L’humanité depuis son existence ne développe que des esprits simples, limités dans leur essence à la périphérie de la matière, esclaves des conditions insondables de l’infini.

Le ciel est là pour le leur rappeler, la vérité de l’existence est en mouvance, rien et tout existent en même temps,

Le ciel ouvert, immense et lumineux fait accéder l’homme à la conscience de soi. La terre est par essence nourricière, familière, l’élément de la vie immédiate, du besoin et de la satisfaction. La terre, c’est l’humus, le sec et l’humide, le chaud et le froid, le proche, le sol ferme et la rivière source de vie, l’arbre pensif, le roseau, la fleur, le sentier qui se perd dans les collines,. Mais tout cela, qui est essentiel, est commun à l’homme et à l’animal, définit un mode d’être de la plus extrême proximité vitale. Les animaux ignorent tout de l’immensité. Leur regard ne s’élève pas au dessus de la sphère étroite du comestible, à ce que j’en perçois. L’homme témoigne de sa capacité à une dénaturation originelle, un désir qui l’ouvre au désir d’ailleurs, désir d’infini, désir de comprendre … mais il en oublie souvent le désir d’apprécier, de contempler pour jouir et se sentir « bien » en tant qu’être vivant devant le spectacle grandiose ou simple du vivant … dans le quotidien ou l’exceptionnel.

Le ciel déploie chaque jours son Grand Théâtre au dessus de nos têtes, son « templum » de contemplation, mesure du sans mesure. Le temps, d’abord comme mesure du jour et de la nuit, puis des saisons de l’an, rythme fondateur qui transcende nos soucis du jour, et organise notre année humaine. La naissance des feuilles, l’arrivée des hirondelles et le temps de semer et récolter …

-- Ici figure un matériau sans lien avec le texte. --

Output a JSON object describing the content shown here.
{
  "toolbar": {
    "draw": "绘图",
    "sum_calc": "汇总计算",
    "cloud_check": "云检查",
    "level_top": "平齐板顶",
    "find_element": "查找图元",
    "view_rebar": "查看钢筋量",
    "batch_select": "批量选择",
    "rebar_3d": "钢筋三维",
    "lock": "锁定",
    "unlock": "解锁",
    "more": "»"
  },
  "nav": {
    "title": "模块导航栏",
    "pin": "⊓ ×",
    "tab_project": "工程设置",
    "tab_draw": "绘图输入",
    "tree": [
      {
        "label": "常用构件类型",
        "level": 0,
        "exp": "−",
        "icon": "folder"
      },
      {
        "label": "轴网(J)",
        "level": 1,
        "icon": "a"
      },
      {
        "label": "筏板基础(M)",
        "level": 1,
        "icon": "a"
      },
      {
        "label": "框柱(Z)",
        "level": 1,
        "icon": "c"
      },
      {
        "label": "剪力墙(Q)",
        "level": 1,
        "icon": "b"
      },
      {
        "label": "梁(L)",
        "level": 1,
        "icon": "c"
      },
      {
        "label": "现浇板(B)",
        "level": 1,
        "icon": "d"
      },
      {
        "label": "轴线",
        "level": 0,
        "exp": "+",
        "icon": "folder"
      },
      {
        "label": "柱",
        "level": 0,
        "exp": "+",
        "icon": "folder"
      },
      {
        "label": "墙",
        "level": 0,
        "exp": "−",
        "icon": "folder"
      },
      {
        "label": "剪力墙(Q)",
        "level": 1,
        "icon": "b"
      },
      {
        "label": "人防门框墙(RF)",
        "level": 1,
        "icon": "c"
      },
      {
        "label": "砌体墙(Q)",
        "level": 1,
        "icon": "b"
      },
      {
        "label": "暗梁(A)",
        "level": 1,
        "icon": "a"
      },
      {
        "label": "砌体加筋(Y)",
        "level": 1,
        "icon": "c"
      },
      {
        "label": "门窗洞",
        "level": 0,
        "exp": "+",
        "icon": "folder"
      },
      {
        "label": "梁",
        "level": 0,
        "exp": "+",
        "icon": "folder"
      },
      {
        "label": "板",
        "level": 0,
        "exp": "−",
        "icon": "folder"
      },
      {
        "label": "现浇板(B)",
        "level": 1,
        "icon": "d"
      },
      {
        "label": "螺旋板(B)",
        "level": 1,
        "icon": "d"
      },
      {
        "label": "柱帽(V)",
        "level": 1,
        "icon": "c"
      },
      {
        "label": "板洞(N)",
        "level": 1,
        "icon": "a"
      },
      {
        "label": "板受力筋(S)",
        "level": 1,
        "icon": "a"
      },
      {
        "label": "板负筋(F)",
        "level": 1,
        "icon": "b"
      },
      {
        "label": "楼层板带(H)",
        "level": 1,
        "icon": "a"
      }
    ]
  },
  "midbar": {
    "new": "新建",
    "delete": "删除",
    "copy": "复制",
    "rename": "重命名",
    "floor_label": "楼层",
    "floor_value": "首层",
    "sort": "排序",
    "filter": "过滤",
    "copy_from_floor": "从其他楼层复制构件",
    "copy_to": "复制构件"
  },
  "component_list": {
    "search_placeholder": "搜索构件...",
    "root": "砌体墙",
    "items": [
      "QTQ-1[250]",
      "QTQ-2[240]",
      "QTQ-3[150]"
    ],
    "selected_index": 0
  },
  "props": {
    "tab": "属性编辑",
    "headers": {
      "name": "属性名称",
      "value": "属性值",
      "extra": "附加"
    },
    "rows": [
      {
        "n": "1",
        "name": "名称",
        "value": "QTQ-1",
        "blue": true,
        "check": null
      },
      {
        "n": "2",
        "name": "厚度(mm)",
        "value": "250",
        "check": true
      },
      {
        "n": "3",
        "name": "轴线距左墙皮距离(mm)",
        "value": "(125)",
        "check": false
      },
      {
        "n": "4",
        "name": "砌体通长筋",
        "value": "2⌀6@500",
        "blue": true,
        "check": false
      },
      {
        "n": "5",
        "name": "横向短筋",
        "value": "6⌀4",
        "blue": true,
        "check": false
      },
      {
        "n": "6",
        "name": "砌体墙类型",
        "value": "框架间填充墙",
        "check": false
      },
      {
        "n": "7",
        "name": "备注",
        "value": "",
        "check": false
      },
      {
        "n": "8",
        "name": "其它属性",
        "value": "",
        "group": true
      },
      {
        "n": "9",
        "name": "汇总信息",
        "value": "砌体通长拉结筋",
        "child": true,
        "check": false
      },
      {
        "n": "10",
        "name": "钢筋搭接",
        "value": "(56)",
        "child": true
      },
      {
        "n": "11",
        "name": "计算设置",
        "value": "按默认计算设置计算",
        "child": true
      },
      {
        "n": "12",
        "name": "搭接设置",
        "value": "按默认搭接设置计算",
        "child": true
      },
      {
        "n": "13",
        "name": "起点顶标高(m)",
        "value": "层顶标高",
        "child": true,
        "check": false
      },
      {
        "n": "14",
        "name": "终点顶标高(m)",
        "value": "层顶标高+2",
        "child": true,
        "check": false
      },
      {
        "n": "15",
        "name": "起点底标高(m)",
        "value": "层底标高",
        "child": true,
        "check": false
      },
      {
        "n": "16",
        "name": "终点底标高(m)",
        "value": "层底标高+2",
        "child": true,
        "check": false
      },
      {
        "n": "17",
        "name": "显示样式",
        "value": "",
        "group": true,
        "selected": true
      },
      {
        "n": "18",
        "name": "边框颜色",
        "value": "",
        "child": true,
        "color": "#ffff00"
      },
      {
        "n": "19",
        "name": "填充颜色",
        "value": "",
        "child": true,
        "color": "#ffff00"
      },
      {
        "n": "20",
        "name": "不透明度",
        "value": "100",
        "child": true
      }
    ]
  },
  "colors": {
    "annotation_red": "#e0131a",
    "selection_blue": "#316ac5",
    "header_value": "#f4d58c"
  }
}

D’où cette idée incontestable que le ciel est la loi de la terre, et des autres éléments, bois, métal, eau, feu – selon la conception chinoise ancestrale. Quelque chose d’invisible règle le visible, lui donne sa mesure, son rythme, sa nécessité interne. Le sage contemporain doit tirer sa norme d’un ordre qui le dépasse et le fonde.

Le ciel est de ce monde, loi de ce monde. Il le fonde est en inscrit les lois.

Suivre le ciel permet de se détacher du monde pour s’élever dans la sphère désincarnée de l’Intelligible. Terre et ciel constituent, avec l’homme placé entre les deux, le modèle indépassable de la sagesse ; le milieu entre le rien et le tout exprimé par Pascal.

J’aime comme les paysans contempler le ciel comme j’aime contempler la mer. Ciel et mer se répondent, et se fondent l’un dans l’autre dans un horizon qui efface les contours, bornant notre perception d’un même cercle indistinct. La mer borde de partout la terre, et le ciel avec elle, dans la splendeur d’une union immémoriale.. Mer et ciel sont la sublime bordure du monde, la porte vers l’invisible, dans son indescriptible humilité….fascinante symbiose.

Contemplez, assis sur un rocher surplombant la mer, le miroitement  des eaux, et , au loin, le cercle mouvant de l’horizon, laissant dissoudre toutes les images, toutes les pensées, vous laissant glisser sans fin vers un horizon où les éléments se fondent lentement dans l’unité imperceptible d’une évidence sans conscience.

Le Ciel en mouvance, c’est une image grandiose que l’âme accueille dans le moment d’une contemplation sans objet, qui ne se pense pas, qui ne fonde aucun savoir, mais qui incessamment nourrit l’espoir.

Quand la lumière et les couleurs nous saisissent, elles ne cessent plus de nous saisir, et de nous enchanter.